Continuous variables are presented as median and interquartile range (IQR) or average and standard deviation. Categorical variables are presented as numbers and percentages. To compare two groups, Student’s t test or Wilcoxon rank sum test were used for continuous variables, and Pearson’s chi-square test or Fisher’s exact test were used for categorical variables, as appropriate. Univariate and multivariate logistic regression models were used to assess the association between the preoperative orientation visits and delirium.

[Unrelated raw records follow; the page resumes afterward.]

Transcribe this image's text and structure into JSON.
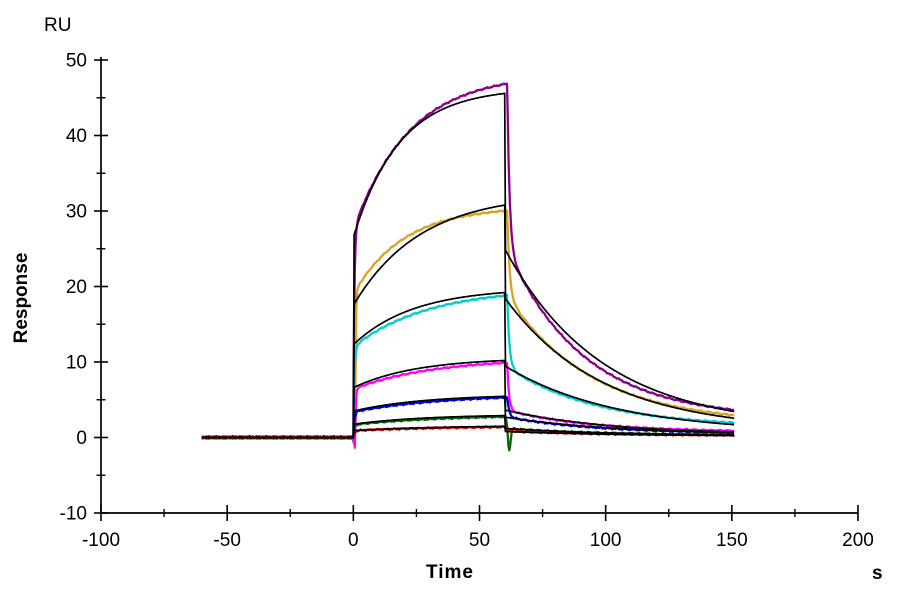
{
  "figure": {
    "background": "#ffffff",
    "axis_color": "#000000",
    "fit_color": "#000000"
  },
  "labels": {
    "y_unit": "RU",
    "y_axis_title": "Response",
    "x_axis_title": "Time",
    "x_unit": "s"
  },
  "chart_data": {
    "type": "line",
    "title": "",
    "xlabel": "Time",
    "xunit": "s",
    "ylabel": "Response",
    "yunit": "RU",
    "xlim": [
      -100,
      200
    ],
    "ylim": [
      -10,
      50
    ],
    "x_ticks": [
      -100,
      -50,
      0,
      50,
      100,
      150,
      200
    ],
    "y_ticks": [
      -10,
      0,
      10,
      20,
      30,
      40,
      50
    ],
    "x_minor_ticks": [
      -75,
      -25,
      25,
      75,
      125,
      175
    ],
    "y_minor_ticks": [
      -5,
      5,
      15,
      25,
      35,
      45
    ],
    "grid": false,
    "legend": "none",
    "description": "SPR sensorgram: 7 analyte concentrations (colored measured curves) with black 1:1 kinetic fit overlays. Baseline -60 to 0 s at 0 RU, association 0-60 s, dissociation 60-151 s.",
    "phases": {
      "baseline_start_s": -60,
      "injection_start_s": 0,
      "injection_end_s": 60,
      "data_end_s": 151
    },
    "series": [
      {
        "name": "curve-1-purple",
        "color": "#8B008B",
        "key_values": {
          "peak_RU": 46.8,
          "post_drop_RU": 25.0,
          "end_RU": 4.0
        },
        "meas": {
          "assoc": {
            "A1": 27.5,
            "k1": 2.6,
            "A2": 20.7,
            "k2": 0.045
          },
          "diss": {
            "C": 2.5,
            "Bf": 21.8,
            "kf": 1.1,
            "Bs": 22.5,
            "ks": 0.033
          },
          "delay": 1.0,
          "seed": 1,
          "baseline_offset": 0.0,
          "artifacts": []
        },
        "fit": {
          "assoc": {
            "A1": 26.5,
            "k1": 28,
            "A2": 19.8,
            "k2": 0.055
          },
          "diss": {
            "C": 1.2,
            "Bf": 20.6,
            "kf": 28,
            "Bs": 23.8,
            "ks": 0.026
          }
        }
      },
      {
        "name": "curve-2-gold",
        "color": "#D9A520",
        "key_values": {
          "peak_RU": 30.0,
          "post_drop_RU": 18.5,
          "end_RU": 2.9
        },
        "meas": {
          "assoc": {
            "A1": 19.0,
            "k1": 2.4,
            "A2": 11.6,
            "k2": 0.05
          },
          "diss": {
            "C": 1.8,
            "Bf": 11.2,
            "kf": 1.1,
            "Bs": 17.0,
            "ks": 0.03
          },
          "delay": 1.0,
          "seed": 2,
          "baseline_offset": -0.05,
          "artifacts": [
            {
              "center": 0.5,
              "sigma": 0.3,
              "to": -2.4
            }
          ]
        },
        "fit": {
          "assoc": {
            "A1": 17.5,
            "k1": 28,
            "A2": 14.8,
            "k2": 0.038
          },
          "diss": {
            "C": 0.9,
            "Bf": 12.3,
            "kf": 28,
            "Bs": 17.6,
            "ks": 0.026
          }
        }
      },
      {
        "name": "curve-3-cyan",
        "color": "#00CDCD",
        "key_values": {
          "peak_RU": 18.8,
          "post_drop_RU": 9.3,
          "end_RU": 1.9
        },
        "meas": {
          "assoc": {
            "A1": 12.0,
            "k1": 2.4,
            "A2": 7.8,
            "k2": 0.034
          },
          "diss": {
            "C": 1.3,
            "Bf": 9.5,
            "kf": 1.2,
            "Bs": 8.0,
            "ks": 0.028
          },
          "delay": 1.0,
          "seed": 3,
          "baseline_offset": 0.06,
          "artifacts": []
        },
        "fit": {
          "assoc": {
            "A1": 12.3,
            "k1": 28,
            "A2": 7.5,
            "k2": 0.042
          },
          "diss": {
            "C": 0.6,
            "Bf": 9.7,
            "kf": 28,
            "Bs": 8.9,
            "ks": 0.023
          }
        }
      },
      {
        "name": "curve-4-magenta",
        "color": "#FF00FF",
        "key_values": {
          "peak_RU": 9.9,
          "post_drop_RU": 3.6,
          "end_RU": 0.9
        },
        "meas": {
          "assoc": {
            "A1": 6.4,
            "k1": 2.2,
            "A2": 4.1,
            "k2": 0.032
          },
          "diss": {
            "C": 0.7,
            "Bf": 6.3,
            "kf": 1.5,
            "Bs": 2.9,
            "ks": 0.03
          },
          "delay": 1.0,
          "seed": 4,
          "baseline_offset": -0.07,
          "artifacts": [
            {
              "center": 0.5,
              "sigma": 0.3,
              "to": -1.6
            }
          ]
        },
        "fit": {
          "assoc": {
            "A1": 6.6,
            "k1": 28,
            "A2": 3.96,
            "k2": 0.04
          },
          "diss": {
            "C": 0.35,
            "Bf": 6.55,
            "kf": 28,
            "Bs": 3.3,
            "ks": 0.024
          }
        }
      },
      {
        "name": "curve-5-blue",
        "color": "#0000E6",
        "key_values": {
          "peak_RU": 5.3,
          "post_drop_RU": 2.7,
          "end_RU": 0.68
        },
        "meas": {
          "assoc": {
            "A1": 3.4,
            "k1": 2.2,
            "A2": 2.33,
            "k2": 0.028
          },
          "diss": {
            "C": 0.5,
            "Bf": 2.6,
            "kf": 1.3,
            "Bs": 2.2,
            "ks": 0.028
          },
          "delay": 1.0,
          "seed": 5,
          "baseline_offset": 0.08,
          "artifacts": []
        },
        "fit": {
          "assoc": {
            "A1": 3.5,
            "k1": 28,
            "A2": 2.22,
            "k2": 0.035
          },
          "diss": {
            "C": 0.3,
            "Bf": 2.75,
            "kf": 28,
            "Bs": 2.4,
            "ks": 0.022
          }
        }
      },
      {
        "name": "curve-6-dark-green",
        "color": "#0A640A",
        "key_values": {
          "peak_RU": 2.75,
          "post_drop_RU": 1.2,
          "end_RU": 0.37
        },
        "meas": {
          "assoc": {
            "A1": 1.7,
            "k1": 2.0,
            "A2": 1.29,
            "k2": 0.028
          },
          "diss": {
            "C": 0.3,
            "Bf": 1.55,
            "kf": 1.3,
            "Bs": 0.9,
            "ks": 0.028
          },
          "delay": 1.0,
          "seed": 6,
          "baseline_offset": -0.06,
          "artifacts": [
            {
              "center": 61.8,
              "sigma": 0.55,
              "to": -1.7
            }
          ]
        },
        "fit": {
          "assoc": {
            "A1": 1.75,
            "k1": 28,
            "A2": 1.31,
            "k2": 0.035
          },
          "diss": {
            "C": 0.2,
            "Bf": 1.65,
            "kf": 28,
            "Bs": 1.0,
            "ks": 0.022
          }
        }
      },
      {
        "name": "curve-7-red",
        "color": "#D40000",
        "key_values": {
          "peak_RU": 1.4,
          "post_drop_RU": 0.85,
          "end_RU": 0.31
        },
        "meas": {
          "assoc": {
            "A1": 0.9,
            "k1": 2.0,
            "A2": 0.64,
            "k2": 0.025
          },
          "diss": {
            "C": 0.25,
            "Bf": 0.55,
            "kf": 1.3,
            "Bs": 0.6,
            "ks": 0.025
          },
          "delay": 1.0,
          "seed": 7,
          "baseline_offset": 0.04,
          "artifacts": []
        },
        "fit": {
          "assoc": {
            "A1": 0.92,
            "k1": 28,
            "A2": 0.66,
            "k2": 0.03
          },
          "diss": {
            "C": 0.15,
            "Bf": 0.65,
            "kf": 28,
            "Bs": 0.65,
            "ks": 0.02
          }
        }
      }
    ]
  }
}
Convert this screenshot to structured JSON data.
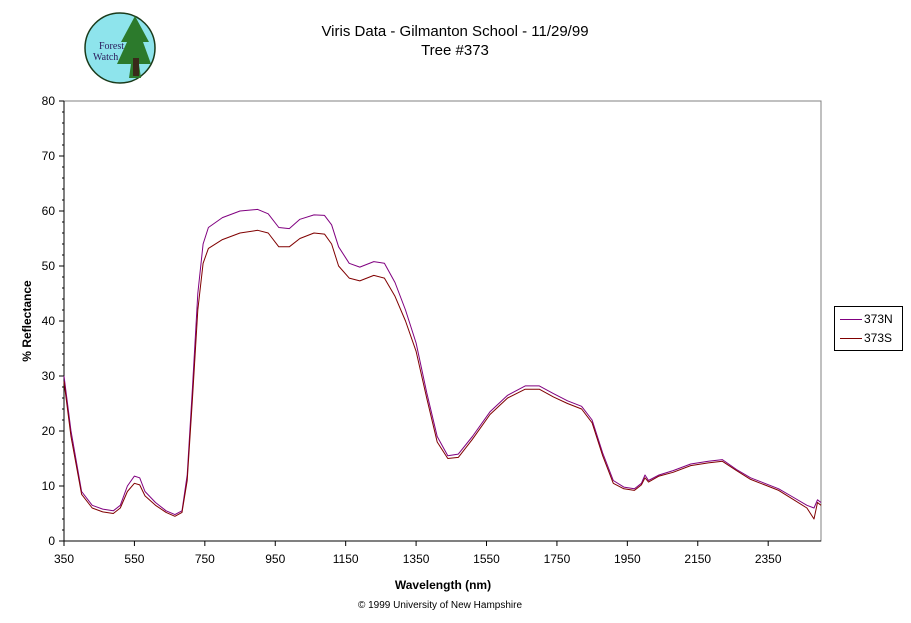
{
  "logo": {
    "line1": "Forest",
    "line2": "Watch"
  },
  "title": {
    "line1": "Viris Data - Gilmanton School - 11/29/99",
    "line2": "Tree #373"
  },
  "copyright": "© 1999 University of New Hampshire",
  "chart_data": {
    "type": "line",
    "xlabel": "Wavelength (nm)",
    "ylabel": "% Reflectance",
    "xlim": [
      350,
      2500
    ],
    "ylim": [
      0,
      80
    ],
    "xticks": [
      350,
      550,
      750,
      950,
      1150,
      1350,
      1550,
      1750,
      1950,
      2150,
      2350
    ],
    "yticks": [
      0,
      10,
      20,
      30,
      40,
      50,
      60,
      70,
      80
    ],
    "grid": false,
    "legend_position": "right",
    "series": [
      {
        "name": "373N",
        "color": "#800080",
        "points": [
          [
            350,
            30
          ],
          [
            370,
            20
          ],
          [
            400,
            9
          ],
          [
            430,
            6.5
          ],
          [
            460,
            5.8
          ],
          [
            490,
            5.5
          ],
          [
            510,
            6.5
          ],
          [
            530,
            10
          ],
          [
            550,
            11.8
          ],
          [
            565,
            11.5
          ],
          [
            580,
            9
          ],
          [
            610,
            7
          ],
          [
            640,
            5.5
          ],
          [
            665,
            4.8
          ],
          [
            685,
            5.5
          ],
          [
            700,
            12
          ],
          [
            715,
            28
          ],
          [
            730,
            45
          ],
          [
            745,
            54
          ],
          [
            760,
            57
          ],
          [
            800,
            58.8
          ],
          [
            850,
            60
          ],
          [
            900,
            60.3
          ],
          [
            930,
            59.5
          ],
          [
            960,
            57
          ],
          [
            990,
            56.8
          ],
          [
            1020,
            58.5
          ],
          [
            1060,
            59.3
          ],
          [
            1090,
            59.2
          ],
          [
            1110,
            57.5
          ],
          [
            1130,
            53.5
          ],
          [
            1160,
            50.5
          ],
          [
            1190,
            49.8
          ],
          [
            1230,
            50.8
          ],
          [
            1260,
            50.5
          ],
          [
            1290,
            47
          ],
          [
            1320,
            42
          ],
          [
            1350,
            36
          ],
          [
            1380,
            27
          ],
          [
            1410,
            19
          ],
          [
            1440,
            15.5
          ],
          [
            1470,
            15.8
          ],
          [
            1510,
            19
          ],
          [
            1560,
            23.5
          ],
          [
            1610,
            26.5
          ],
          [
            1660,
            28.2
          ],
          [
            1700,
            28.2
          ],
          [
            1740,
            26.8
          ],
          [
            1780,
            25.5
          ],
          [
            1820,
            24.5
          ],
          [
            1850,
            22
          ],
          [
            1880,
            16
          ],
          [
            1910,
            11
          ],
          [
            1940,
            9.8
          ],
          [
            1970,
            9.5
          ],
          [
            1990,
            10.5
          ],
          [
            2000,
            12
          ],
          [
            2010,
            11
          ],
          [
            2040,
            12
          ],
          [
            2080,
            12.8
          ],
          [
            2130,
            14
          ],
          [
            2180,
            14.5
          ],
          [
            2220,
            14.8
          ],
          [
            2260,
            13
          ],
          [
            2300,
            11.5
          ],
          [
            2340,
            10.5
          ],
          [
            2380,
            9.5
          ],
          [
            2420,
            8
          ],
          [
            2460,
            6.5
          ],
          [
            2480,
            6
          ],
          [
            2490,
            7.5
          ],
          [
            2500,
            7
          ]
        ]
      },
      {
        "name": "373S",
        "color": "#800000",
        "points": [
          [
            350,
            29
          ],
          [
            370,
            19
          ],
          [
            400,
            8.5
          ],
          [
            430,
            6
          ],
          [
            460,
            5.3
          ],
          [
            490,
            5
          ],
          [
            510,
            6
          ],
          [
            530,
            9
          ],
          [
            550,
            10.5
          ],
          [
            565,
            10.2
          ],
          [
            580,
            8.2
          ],
          [
            610,
            6.5
          ],
          [
            640,
            5.2
          ],
          [
            665,
            4.5
          ],
          [
            685,
            5.2
          ],
          [
            700,
            11
          ],
          [
            715,
            26
          ],
          [
            730,
            42
          ],
          [
            745,
            50.5
          ],
          [
            760,
            53.2
          ],
          [
            800,
            54.8
          ],
          [
            850,
            56
          ],
          [
            900,
            56.5
          ],
          [
            930,
            56
          ],
          [
            960,
            53.5
          ],
          [
            990,
            53.5
          ],
          [
            1020,
            55
          ],
          [
            1060,
            56
          ],
          [
            1090,
            55.8
          ],
          [
            1110,
            54
          ],
          [
            1130,
            50
          ],
          [
            1160,
            47.8
          ],
          [
            1190,
            47.3
          ],
          [
            1230,
            48.3
          ],
          [
            1260,
            47.8
          ],
          [
            1290,
            44.5
          ],
          [
            1320,
            40
          ],
          [
            1350,
            34.5
          ],
          [
            1380,
            26
          ],
          [
            1410,
            18
          ],
          [
            1440,
            15
          ],
          [
            1470,
            15.2
          ],
          [
            1510,
            18.5
          ],
          [
            1560,
            23
          ],
          [
            1610,
            26
          ],
          [
            1660,
            27.6
          ],
          [
            1700,
            27.6
          ],
          [
            1740,
            26.2
          ],
          [
            1780,
            25
          ],
          [
            1820,
            24
          ],
          [
            1850,
            21.5
          ],
          [
            1880,
            15.5
          ],
          [
            1910,
            10.5
          ],
          [
            1940,
            9.5
          ],
          [
            1970,
            9.2
          ],
          [
            1990,
            10.2
          ],
          [
            2000,
            11.5
          ],
          [
            2010,
            10.7
          ],
          [
            2040,
            11.8
          ],
          [
            2080,
            12.5
          ],
          [
            2130,
            13.7
          ],
          [
            2180,
            14.2
          ],
          [
            2220,
            14.5
          ],
          [
            2260,
            12.8
          ],
          [
            2300,
            11.2
          ],
          [
            2340,
            10.2
          ],
          [
            2380,
            9.2
          ],
          [
            2420,
            7.6
          ],
          [
            2460,
            6
          ],
          [
            2480,
            4
          ],
          [
            2490,
            7
          ],
          [
            2500,
            6.5
          ]
        ]
      }
    ]
  }
}
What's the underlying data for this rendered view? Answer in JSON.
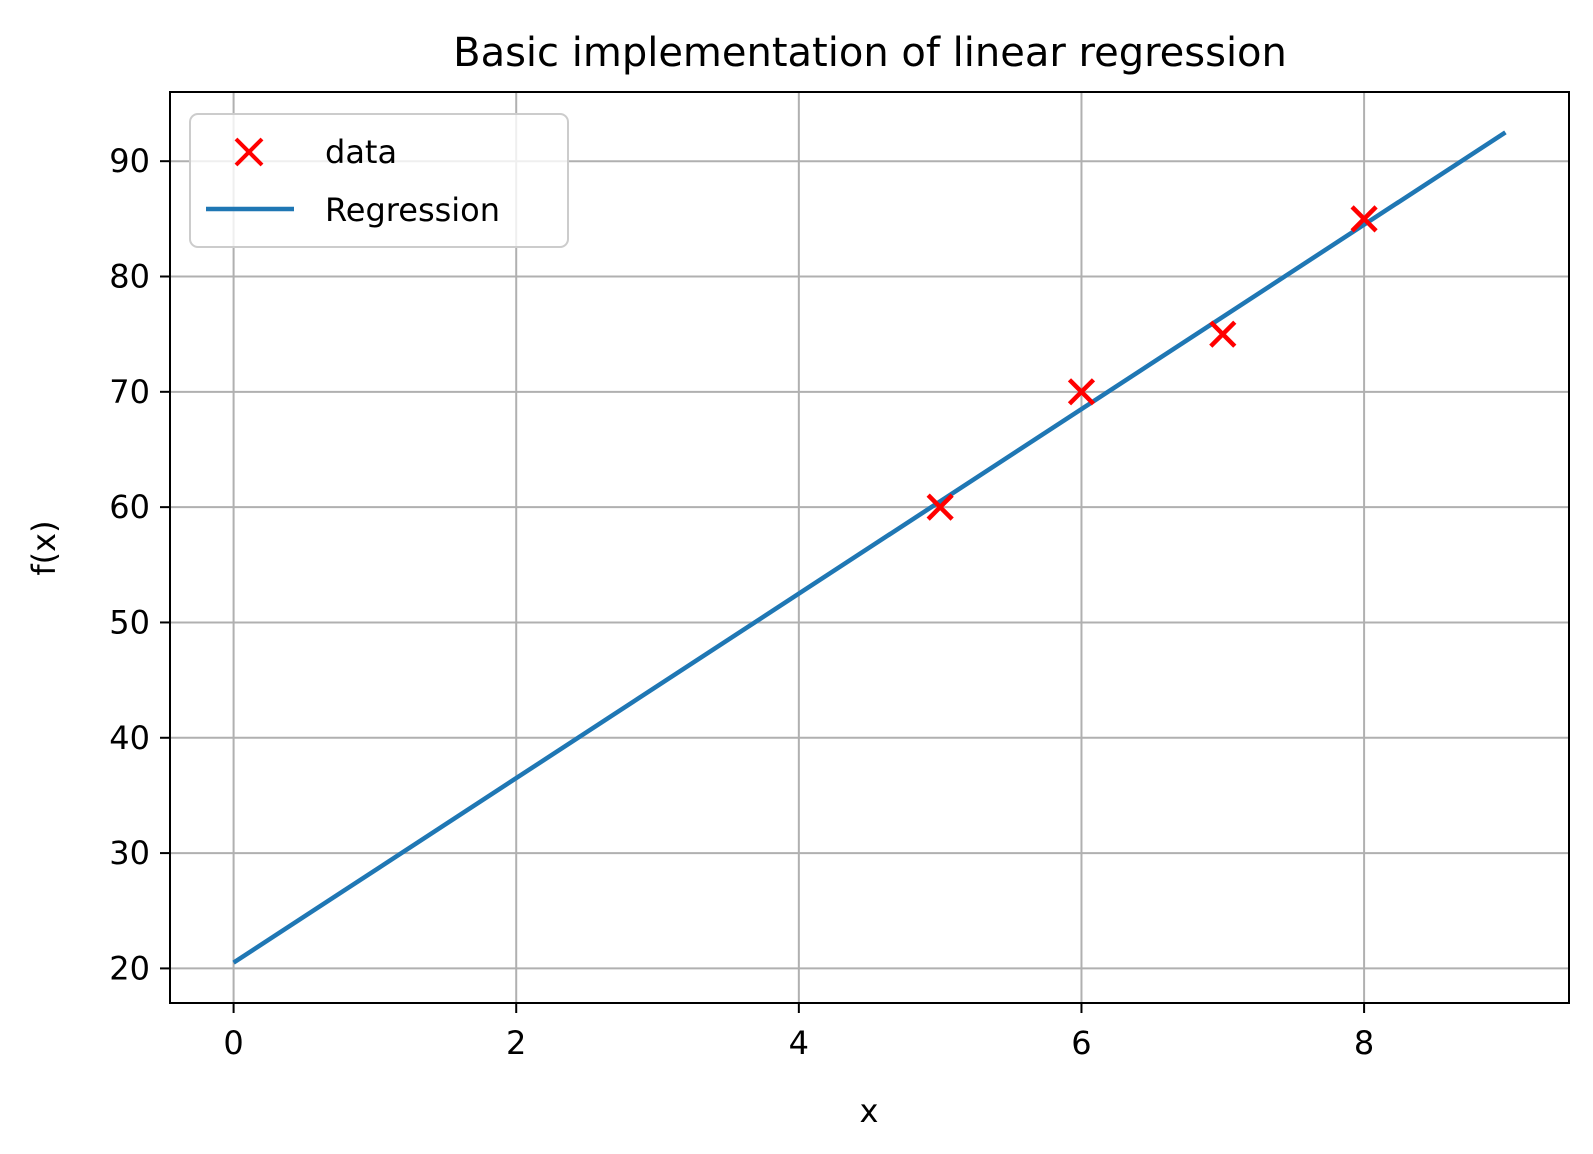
{
  "chart_data": {
    "type": "scatter",
    "title": "Basic implementation of linear regression",
    "xlabel": "x",
    "ylabel": "f(x)",
    "xlim": [
      -0.45,
      9.45
    ],
    "ylim": [
      17,
      96
    ],
    "xticks": [
      0,
      2,
      4,
      6,
      8
    ],
    "yticks": [
      20,
      30,
      40,
      50,
      60,
      70,
      80,
      90
    ],
    "grid": true,
    "legend_position": "top-left",
    "series": [
      {
        "name": "data",
        "kind": "scatter",
        "marker": "x",
        "color": "#ff0000",
        "x": [
          5,
          6,
          7,
          8
        ],
        "y": [
          60,
          70,
          75,
          85
        ]
      },
      {
        "name": "Regression",
        "kind": "line",
        "color": "#1f77b4",
        "x": [
          0,
          9
        ],
        "y": [
          20.5,
          92.5
        ]
      }
    ]
  }
}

The multivariate logistic model used predefined adjusters that were selected because previous literature and clinical judgement suggested they would be risk factors of postoperative delirium [1, 14]. These adjusters included age (≥ 75 years, median), history of cerebrovascular and mental illness (at least one of cerebrovascular disease, mental illness, history of delirium during previous hospitalization, and dementia), use of cardiopulmonary bypass (CPB), operation time, intubation time after surgery (≥ 14 h, median), and perioperative platelet cell transfusion received. As sensitivity analysis for primary results and as exploratory analysis to examine risk factors on postoperative delirium, we separately constructed univariate and multivariate logistic regression models using variables from baseline characteristics (age, gender, body mass index [BMI], left ventricular ejection fraction, chronic kidney disease (estimated glomerular filtration rate < 60 ml/min/1.73 m2), respiratory disorder (forced expiratory volume 1.0% < 70% and/or % vital capacity < 80% defined by spirometry), diabetes mellitus, history of smoking and any cerebrovascular or mental illness), the European System for Cardiac Operative Risk Evaluation II (EuroSCORE II), and characteristics during operation (type of surgery, operation time, CPB use, rScO2, any transfusion received, and highest plasma lactate level). The multivariate model used variables that were P value < 0.05 in the univariate model. Additionally, we conducted the abovementioned analyses but with exclusion of the transitional period for the purpose of more clearly understanding sensitivity, because this period had a mixture of patients that received preoperative visits and patients that did not.

JMP Pro software (version 16; SAS Institute, Cary, NC) was used in all analyses. A two-sided P value < 0.05 was considered to be statistically significant.